Can anyone advise how the following equation was derived.

http://uploadpie.com/PYLrD

 

[Herman Trivilino]

Before we try to answer your question, you'll have to convince us that this is not a homework assignment.

 

[jderulo]

It is part of a document of examples not part of an assignment that's why I have all the answers

 

[boneh3ad]

Have you attempted this yourself yet?

 

[jderulo]

Yes but cannot fathom the 1/D wher eit came from

 

[Chestermiller]

Hey Boneh3ad,

Have you noticed that the given answer is not dimensionally correct. They left out the width of the channel (if the really mean that Q is the volumetric flow rate).

Chet

 

[jderulo]

I took the expression as meaning the velocity - I know it states for Q but it does not multiply by area anywhere.

 

[Chestermiller]

I took the expression as meaning the velocity - I know it states for Q but it does not multiply by area anywhere.

$\frac{Q}{wD}=$ velocity at the left of the figure, where w is the width of the channel. So the area is wD.

chet

 

[boneh3ad]

Hey Boneh3ad,

Have you noticed that the given answer is not dimensionally correct. They left out the width of the channel (if the really mean that Q is the volumetric flow rate).

Chet

Yes. I was able to reproduce the formula from the problem with the added $w$ term included, but I am not 100% convinced that the assumptions used to get there make a whole lot of sense to me at the moment.

 

[Chestermiller]

Yes. I was able to reproduce the formula from the problem with the added $w$ term included, but I am not 100% convinced that the assumptions used to get there make a whole lot of sense to me at the moment.
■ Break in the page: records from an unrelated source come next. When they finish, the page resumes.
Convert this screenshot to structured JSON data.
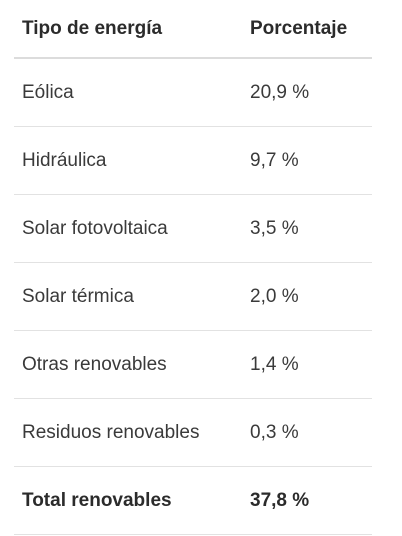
{
  "table": {
    "headers": [
      "Tipo de energía",
      "Porcentaje"
    ],
    "rows": [
      [
        "Eólica",
        "20,9 %"
      ],
      [
        "Hidráulica",
        "9,7 %"
      ],
      [
        "Solar fotovoltaica",
        "3,5 %"
      ],
      [
        "Solar térmica",
        "2,0 %"
      ],
      [
        "Otras renovables",
        "1,4 %"
      ],
      [
        "Residuos renovables",
        "0,3 %"
      ]
    ],
    "total": [
      "Total renovables",
      "37,8 %"
    ]
  },
  "colors": {
    "text": "#333333",
    "border": "#e2e2e2",
    "header_border": "#dcdcdc"
  }
}
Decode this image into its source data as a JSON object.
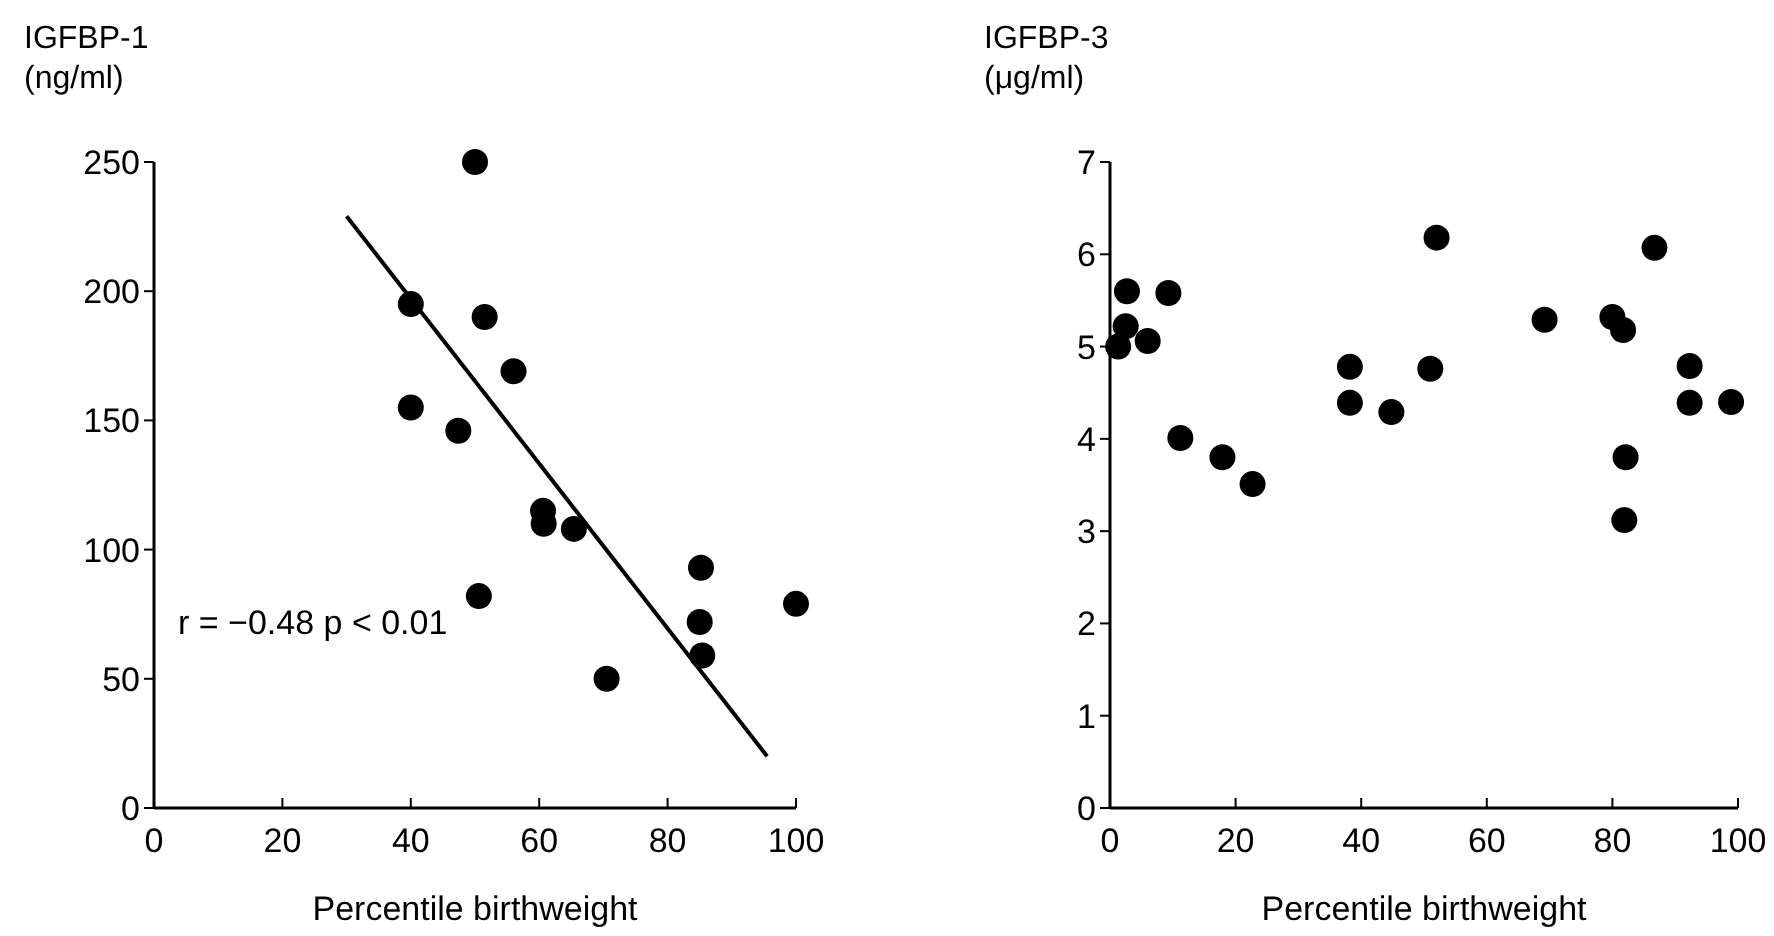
{
  "chart_data": [
    {
      "type": "scatter",
      "ylabel": "IGFBP-1\n(ng/ml)",
      "xlabel": "Percentile birthweight",
      "xlim": [
        0,
        100
      ],
      "xticks": [
        0,
        20,
        40,
        60,
        80,
        100
      ],
      "ylim": [
        0,
        250
      ],
      "yticks": [
        0,
        50,
        100,
        150,
        200,
        250
      ],
      "marker": "circle",
      "annotations": [
        "r = −0.48  p < 0.01"
      ],
      "series": [
        {
          "color": "#000000",
          "x": [
            50,
            40,
            51.5,
            56,
            40,
            47.4,
            60.6,
            60.7,
            65.4,
            50.6,
            85.2,
            85,
            85.4,
            100,
            70.5
          ],
          "values": [
            250,
            195,
            190,
            169,
            155,
            146,
            115,
            110,
            108,
            82,
            93,
            72,
            59,
            79,
            50
          ]
        },
        {
          "type": "line",
          "color": "#000000",
          "marker": "none",
          "line_style": "solid",
          "x": [
            30,
            95.5
          ],
          "values": [
            229,
            20
          ]
        }
      ]
    },
    {
      "type": "scatter",
      "ylabel": "IGFBP-3\n(μg/ml)",
      "xlabel": "Percentile birthweight",
      "xlim": [
        0,
        100
      ],
      "xticks": [
        0,
        20,
        40,
        60,
        80,
        100
      ],
      "ylim": [
        0,
        7
      ],
      "yticks": [
        0,
        1,
        2,
        3,
        4,
        5,
        6,
        7
      ],
      "marker": "circle",
      "series": [
        {
          "color": "#000000",
          "x": [
            1.3,
            2.5,
            2.7,
            6,
            9.3,
            11.2,
            17.9,
            22.7,
            38.2,
            38.2,
            44.8,
            51,
            52,
            69.2,
            80,
            81.7,
            82.1,
            81.9,
            86.7,
            92.3,
            92.3,
            98.9
          ],
          "values": [
            5.0,
            5.22,
            5.6,
            5.06,
            5.58,
            4.01,
            3.8,
            3.51,
            4.78,
            4.39,
            4.29,
            4.76,
            6.18,
            5.29,
            5.32,
            5.18,
            3.8,
            3.12,
            6.07,
            4.79,
            4.39,
            4.4
          ]
        }
      ]
    }
  ]
}
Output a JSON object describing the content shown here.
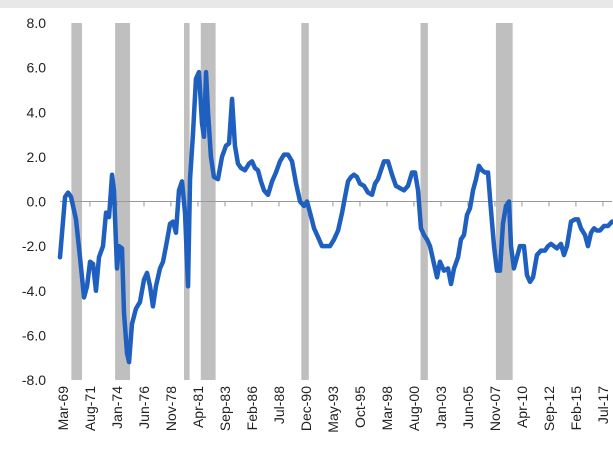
{
  "chart_data": {
    "type": "line",
    "x": [
      1968.9,
      1969.35,
      1969.62,
      1969.89,
      1970.33,
      1970.69,
      1971.05,
      1971.32,
      1971.59,
      1971.86,
      1972.12,
      1972.39,
      1972.75,
      1973.02,
      1973.29,
      1973.56,
      1973.73,
      1974.0,
      1974.18,
      1974.45,
      1974.63,
      1974.9,
      1975.08,
      1975.34,
      1975.7,
      1976.06,
      1976.42,
      1976.69,
      1976.96,
      1977.22,
      1977.49,
      1977.85,
      1978.12,
      1978.39,
      1978.75,
      1979.02,
      1979.28,
      1979.55,
      1979.82,
      1980.09,
      1980.36,
      1980.54,
      1980.8,
      1981.07,
      1981.34,
      1981.61,
      1981.79,
      1981.97,
      1982.15,
      1982.41,
      1982.68,
      1983.04,
      1983.4,
      1983.76,
      1984.03,
      1984.3,
      1984.56,
      1984.83,
      1985.1,
      1985.46,
      1985.82,
      1986.09,
      1986.35,
      1986.62,
      1986.89,
      1987.16,
      1987.52,
      1987.88,
      1988.23,
      1988.59,
      1988.95,
      1989.31,
      1989.67,
      1990.03,
      1990.39,
      1990.74,
      1991.01,
      1991.28,
      1991.64,
      1992.0,
      1992.35,
      1992.71,
      1993.07,
      1993.43,
      1993.79,
      1994.15,
      1994.41,
      1994.68,
      1994.95,
      1995.22,
      1995.48,
      1995.75,
      1996.11,
      1996.47,
      1996.83,
      1997.1,
      1997.36,
      1997.63,
      1997.9,
      1998.26,
      1998.62,
      1998.97,
      1999.33,
      1999.69,
      2000.05,
      2000.41,
      2000.68,
      2000.95,
      2001.21,
      2001.48,
      2001.75,
      2002.02,
      2002.38,
      2002.65,
      2002.91,
      2003.27,
      2003.63,
      2003.9,
      2004.17,
      2004.53,
      2004.79,
      2005.06,
      2005.33,
      2005.6,
      2005.87,
      2006.14,
      2006.4,
      2006.67,
      2006.94,
      2007.21,
      2007.48,
      2007.75,
      2008.01,
      2008.28,
      2008.55,
      2008.82,
      2009.09,
      2009.27,
      2009.53,
      2009.8,
      2010.07,
      2010.43,
      2010.7,
      2010.97,
      2011.24,
      2011.59,
      2011.95,
      2012.31,
      2012.58,
      2012.85,
      2013.11,
      2013.38,
      2013.74,
      2014.01,
      2014.28,
      2014.64,
      2015.0,
      2015.26,
      2015.53,
      2015.89,
      2016.16,
      2016.43,
      2016.7,
      2016.96,
      2017.23,
      2017.59,
      2017.95,
      2018.31
    ],
    "series": [
      {
        "color": "#1f5fbf",
        "values": [
          -2.5,
          0.2,
          0.4,
          0.2,
          -0.8,
          -2.5,
          -4.3,
          -3.8,
          -2.7,
          -2.8,
          -4.0,
          -2.5,
          -2.0,
          -0.5,
          -0.7,
          1.2,
          0.5,
          -3.0,
          -2.0,
          -2.1,
          -5.0,
          -6.8,
          -7.2,
          -5.5,
          -4.8,
          -4.5,
          -3.5,
          -3.2,
          -3.8,
          -4.7,
          -3.8,
          -3.0,
          -2.7,
          -2.0,
          -1.0,
          -0.9,
          -1.4,
          0.5,
          0.9,
          -0.5,
          -3.8,
          1.0,
          3.0,
          5.5,
          5.8,
          3.5,
          2.9,
          5.8,
          4.0,
          2.0,
          1.1,
          1.0,
          2.0,
          2.5,
          2.6,
          4.6,
          2.5,
          1.7,
          1.5,
          1.4,
          1.7,
          1.8,
          1.5,
          1.4,
          0.9,
          0.5,
          0.3,
          0.9,
          1.3,
          1.8,
          2.1,
          2.1,
          1.8,
          0.8,
          0.0,
          -0.2,
          0.0,
          -0.5,
          -1.2,
          -1.6,
          -2.0,
          -2.0,
          -2.0,
          -1.7,
          -1.3,
          -0.5,
          0.2,
          0.9,
          1.1,
          1.2,
          1.1,
          0.8,
          0.7,
          0.4,
          0.3,
          0.8,
          1.0,
          1.4,
          1.8,
          1.8,
          1.2,
          0.7,
          0.6,
          0.5,
          0.7,
          1.3,
          1.3,
          0.5,
          -1.2,
          -1.5,
          -1.7,
          -2.0,
          -2.8,
          -3.4,
          -2.7,
          -3.1,
          -3.0,
          -3.7,
          -3.0,
          -2.5,
          -1.7,
          -1.5,
          -0.6,
          -0.3,
          0.5,
          1.0,
          1.6,
          1.4,
          1.3,
          1.3,
          -0.4,
          -2.0,
          -3.1,
          -3.1,
          -1.0,
          -0.2,
          0.0,
          -2.0,
          -3.0,
          -2.5,
          -2.0,
          -2.0,
          -3.3,
          -3.6,
          -3.4,
          -2.4,
          -2.2,
          -2.2,
          -2.0,
          -1.9,
          -2.0,
          -2.1,
          -1.9,
          -2.4,
          -2.0,
          -0.9,
          -0.8,
          -0.8,
          -1.2,
          -1.5,
          -2.0,
          -1.4,
          -1.2,
          -1.3,
          -1.3,
          -1.1,
          -1.1,
          -0.9
        ]
      }
    ],
    "shaded_periods": [
      [
        1969.92,
        1970.87
      ],
      [
        1973.83,
        1975.17
      ],
      [
        1980.0,
        1980.5
      ],
      [
        1981.5,
        1982.83
      ],
      [
        1990.5,
        1991.17
      ],
      [
        2001.17,
        2001.83
      ],
      [
        2007.92,
        2009.42
      ]
    ],
    "shade_color": "#bfbfbf",
    "xlim": [
      1968.9,
      2018.31
    ],
    "xticks": [
      {
        "value": 1969.17,
        "label": "Mar-69"
      },
      {
        "value": 1971.58,
        "label": "Aug-71"
      },
      {
        "value": 1974.0,
        "label": "Jan-74"
      },
      {
        "value": 1976.42,
        "label": "Jun-76"
      },
      {
        "value": 1978.83,
        "label": "Nov-78"
      },
      {
        "value": 1981.25,
        "label": "Apr-81"
      },
      {
        "value": 1983.67,
        "label": "Sep-83"
      },
      {
        "value": 1986.08,
        "label": "Feb-86"
      },
      {
        "value": 1988.5,
        "label": "Jul-88"
      },
      {
        "value": 1990.92,
        "label": "Dec-90"
      },
      {
        "value": 1993.33,
        "label": "May-93"
      },
      {
        "value": 1995.75,
        "label": "Oct-95"
      },
      {
        "value": 1998.17,
        "label": "Mar-98"
      },
      {
        "value": 2000.58,
        "label": "Aug-00"
      },
      {
        "value": 2003.0,
        "label": "Jan-03"
      },
      {
        "value": 2005.42,
        "label": "Jun-05"
      },
      {
        "value": 2007.83,
        "label": "Nov-07"
      },
      {
        "value": 2010.25,
        "label": "Apr-10"
      },
      {
        "value": 2012.67,
        "label": "Sep-12"
      },
      {
        "value": 2015.08,
        "label": "Feb-15"
      },
      {
        "value": 2017.5,
        "label": "Jul-17"
      }
    ],
    "ylim": [
      -8,
      8
    ],
    "yticks": [
      {
        "value": 8,
        "label": "8.0"
      },
      {
        "value": 6,
        "label": "6.0"
      },
      {
        "value": 4,
        "label": "4.0"
      },
      {
        "value": 2,
        "label": "2.0"
      },
      {
        "value": 0,
        "label": "0.0"
      },
      {
        "value": -2,
        "label": "-2.0"
      },
      {
        "value": -4,
        "label": "-4.0"
      },
      {
        "value": -6,
        "label": "-6.0"
      },
      {
        "value": -8,
        "label": "-8.0"
      }
    ]
  }
}
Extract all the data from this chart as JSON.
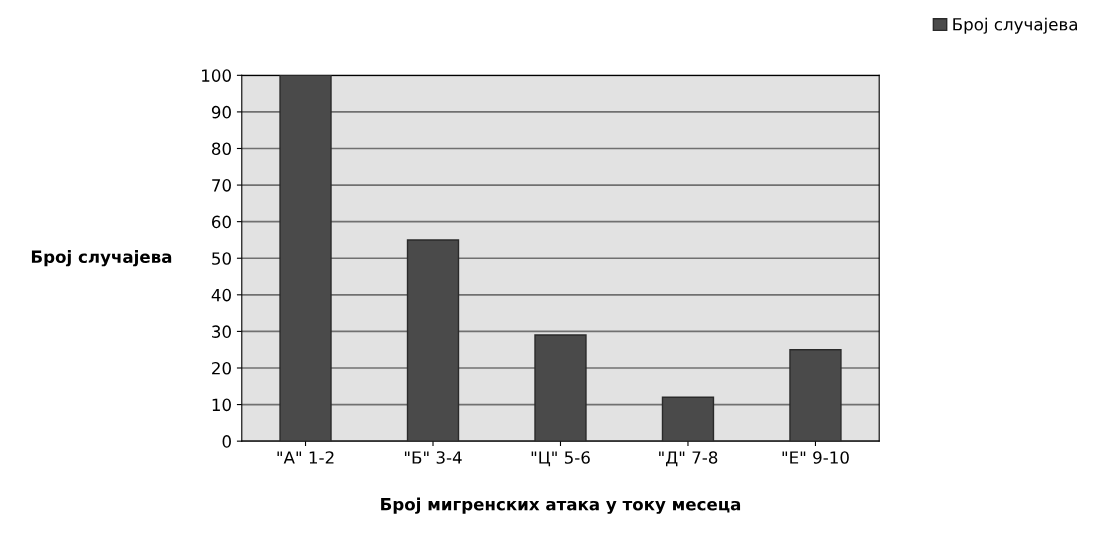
{
  "chart_data": {
    "type": "bar",
    "xlabel": "Број мигренских атака у току месеца",
    "ylabel": "Број случајева",
    "categories": [
      "\"А\" 1-2",
      "\"Б\" 3-4",
      "\"Ц\" 5-6",
      "\"Д\" 7-8",
      "\"Е\" 9-10"
    ],
    "series": [
      {
        "name": "Број случајева",
        "color": "#4a4a4a",
        "values": [
          100,
          55,
          29,
          12,
          25
        ]
      }
    ],
    "ylim": [
      0,
      100
    ],
    "yticks": [
      0,
      10,
      20,
      30,
      40,
      50,
      60,
      70,
      80,
      90,
      100
    ],
    "grid": "y",
    "legend": "top right"
  }
}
Me neither, if you are referring to the dip in the upper surface.

Chet

 

[boneh3ad]

Me neither, if you are referring to the dip in the upper surface.

Chet

I was referring to the fact that you have to assume that the pressure differenc causing acceleration is wholly explained by the slight change in hydrostatic pressure due to $\Delta h$. The more I think about it, though, the more that makes sense. That assumption gives the same answer as the original post, except the expression describes $Q/w$ instead of just $Q$.

 

[256bits]

except the expression describes Q/w instead of just Q .

I would think a unit width is implied, which makes the expression easier to work with.

Multiply by the whole width to obtain the total flow in the channel.

 

[boneh3ad]

I would think a unit width is implied, which makes the expression easier to work with.

Multiply by the whole width to obtain the total flow in the channel.

It may be but it specifically says volumetric flow rate and leaves it out. You could certainly assume unit width but you'd have to say that in order for the units to make sense. It's probably just one of those things that the author overlooked as obvious but would have confused me as an undergraduate.